Alaska Electrical Pension Fund v. Brown, No. 240, 2009 (Del. Jan. 14, 2010)
In this en banc decision written by Justice Ridgely, the Delaware Supreme Court affirmed the Court of Chancery’s denial of an application for attorneys’ fees and costs by plaintiff intervenor-appellant Alaska Electrical Pension Fund (“Alaska”), as well as the Court of Chancery’s determinations with respect to the “at-issue” exception to the attorney-client privilege.
The action arose as a result of a tender offer by General William Lyon (“Lyon”), the CEO and 48% stockholder of Lyon Homes, Inc. (“Lyon Homes”), for the outstanding shares of Lyon Homes that he did not own at a price of $93 per share. Alaska filed a class action suit in the Superior Court of the State of California the same day the tender offer was announced, and two separate class action suits were filed by individual stockholders in the Delaware Court of Chancery two days later. All three suits alleged similar breaches of fiduciary duty and disclosure claims relating to the tender offer. The defendants reached an initial settlement with the Delaware plaintiffs to (i) increase the tender offer to $100 per share, (ii) provide additional disclosures, and (iii) pay $1.2 million in attorneys’ fees and costs to the Delaware plaintiffs. Alaska did not join the settlement. Thereafter, Lyon increased his tender offer to a final price of $109 per share after Alaska told Chesapeake Partners Limited Partnership (“Chesapeake”), a major stockholder of Lyon Homes, that a fair price would be between $108 and $126 per share.

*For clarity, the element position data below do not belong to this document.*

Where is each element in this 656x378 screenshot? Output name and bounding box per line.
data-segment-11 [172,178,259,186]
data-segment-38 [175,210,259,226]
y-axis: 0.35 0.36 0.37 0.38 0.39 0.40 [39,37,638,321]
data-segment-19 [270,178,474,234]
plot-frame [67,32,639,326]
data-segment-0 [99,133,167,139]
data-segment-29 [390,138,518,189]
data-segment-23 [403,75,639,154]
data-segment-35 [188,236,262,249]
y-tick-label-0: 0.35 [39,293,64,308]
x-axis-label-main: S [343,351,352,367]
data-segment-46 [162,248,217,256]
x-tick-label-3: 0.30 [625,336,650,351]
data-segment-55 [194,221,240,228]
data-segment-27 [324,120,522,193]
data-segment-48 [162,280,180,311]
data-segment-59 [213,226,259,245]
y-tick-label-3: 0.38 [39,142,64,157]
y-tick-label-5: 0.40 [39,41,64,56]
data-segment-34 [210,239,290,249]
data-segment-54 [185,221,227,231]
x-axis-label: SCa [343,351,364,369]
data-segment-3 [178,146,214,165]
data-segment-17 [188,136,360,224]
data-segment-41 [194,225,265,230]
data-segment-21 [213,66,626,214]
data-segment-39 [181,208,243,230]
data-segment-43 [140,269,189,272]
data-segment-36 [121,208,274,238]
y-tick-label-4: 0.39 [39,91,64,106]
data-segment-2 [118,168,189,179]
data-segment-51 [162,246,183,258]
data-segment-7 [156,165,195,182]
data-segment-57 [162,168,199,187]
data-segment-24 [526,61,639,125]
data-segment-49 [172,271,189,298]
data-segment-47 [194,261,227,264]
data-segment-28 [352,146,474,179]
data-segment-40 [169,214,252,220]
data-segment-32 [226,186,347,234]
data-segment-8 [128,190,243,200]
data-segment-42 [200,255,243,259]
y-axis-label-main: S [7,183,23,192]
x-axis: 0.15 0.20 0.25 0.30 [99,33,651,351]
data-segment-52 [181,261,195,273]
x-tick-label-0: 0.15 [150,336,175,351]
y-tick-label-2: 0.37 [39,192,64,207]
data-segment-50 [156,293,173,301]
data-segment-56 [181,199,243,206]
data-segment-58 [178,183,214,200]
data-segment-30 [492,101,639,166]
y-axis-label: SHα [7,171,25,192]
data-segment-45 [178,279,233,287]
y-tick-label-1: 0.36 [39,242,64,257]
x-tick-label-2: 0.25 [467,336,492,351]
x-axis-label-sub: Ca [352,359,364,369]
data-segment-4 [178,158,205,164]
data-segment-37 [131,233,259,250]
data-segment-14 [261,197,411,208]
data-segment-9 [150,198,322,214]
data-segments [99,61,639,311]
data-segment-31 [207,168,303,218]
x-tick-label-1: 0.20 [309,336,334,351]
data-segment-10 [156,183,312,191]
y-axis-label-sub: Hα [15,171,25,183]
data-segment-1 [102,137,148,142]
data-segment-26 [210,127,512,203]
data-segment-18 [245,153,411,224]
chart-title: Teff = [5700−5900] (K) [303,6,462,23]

After the completion of the tender offer, the parties to the Delaware action filed a stipulation of settlement and the Delaware plaintiffs requested an award of attorneys’ fees and costs based on the disclosures obtained and the price increase from $93 to $100. Alaska moved to intervene to present its own fee application for 66% of attorneys’ fees, claiming that it was 50% responsible for the price increase to $100 per share, 50% responsible for the additional disclosures, and 100% responsible for the price increase from $100 to $109. Although the Court of Chancery initially held that Alaska was not entitled to a share of attorneys’ fees, Alaska appealed that decision arguing that it was entitled to a rebuttable presumption that its litigation contributed to the beneficial outcome achieved for the class. On appeal, the Delaware Supreme Court remanded the case to the Court of Chancery, finding that Alaska was entitled to a rebuttable presumption of causation related to the subsequent increase from $100 per share to $109 per share. On remand, the Court of Chancery again found that Alaska was not entitled to share in the award of attorneys’ fees, holding that the presumption of causation had been rebutted. The current appeal to the Delaware Supreme Court followed.
The Delaware Supreme Court reviewed the denial of Alaska’s application for attorneys’ fees under an abuse of discretion standard, but reviewed de novo the legal principles applied by the Court of Chancery in reaching that decision. The Court noted that Delaware law had long-recognized the “common corporate benefit” doctrine as an exception to the American Rule, under which litigants are responsible for their own attorneys’ fees. Under the common corporate benefit doctrine, an applicant is entitled to payment of its attorneys’ fees upon a showing that: “(i) the suit was meritorious when filed; (ii) the action producing benefit to the corporation was taken by the defendants before a judicial resolution was achieved; and (iii) the resulting corporate benefit was causally related to the lawsuit.” Where a defendant takes actions subsequent to the complaint that renders the asserted claims moot, the defendant has the burden of showing that “no causal connection existed between the initiation of the suit and any later benefit to the shareholders.” The Court held that the Court of Chancery had applied the proper legal principles in finding that Alaska was not entitled to a share of attorneys’ fees because Lyon testified that Alaska’s lawsuit had no effect on his decision to increase the price of the tender offer to $109 per share. Because the Court of Chancery’s factual findings were supported by the record and entitled to deference, the Court of Chancery had not abused its discretion.
In addition, the Delaware Supreme Court held that the Court of Chancery had not abused its discretion in denying discovery of certain privileged emails under the “at issue” exception to the attorney-client privilege. Under the at-issue exception, the attorney-client privilege is deemed waived where a party either: (i) injects a privileged communication into the litigation, or (ii) injects an issue into the litigation, the truthful resolution of which requires an examination of confidential communications. The Court of Chancery held that defendants had not implicated the first prong of the test because they relied exclusively on “objective, non-privileged facts” in rebutting Alaska’s presumption of causation. The second prong of the test was also not met because the privileged emails may have been helpful, but were not required to achieve a truthful resolution of the factors motivating Lyon to increase his offer because Alaska had the opportunity to depose Lyon. Accordingly, the judgment of the Chancery Court was affirmed.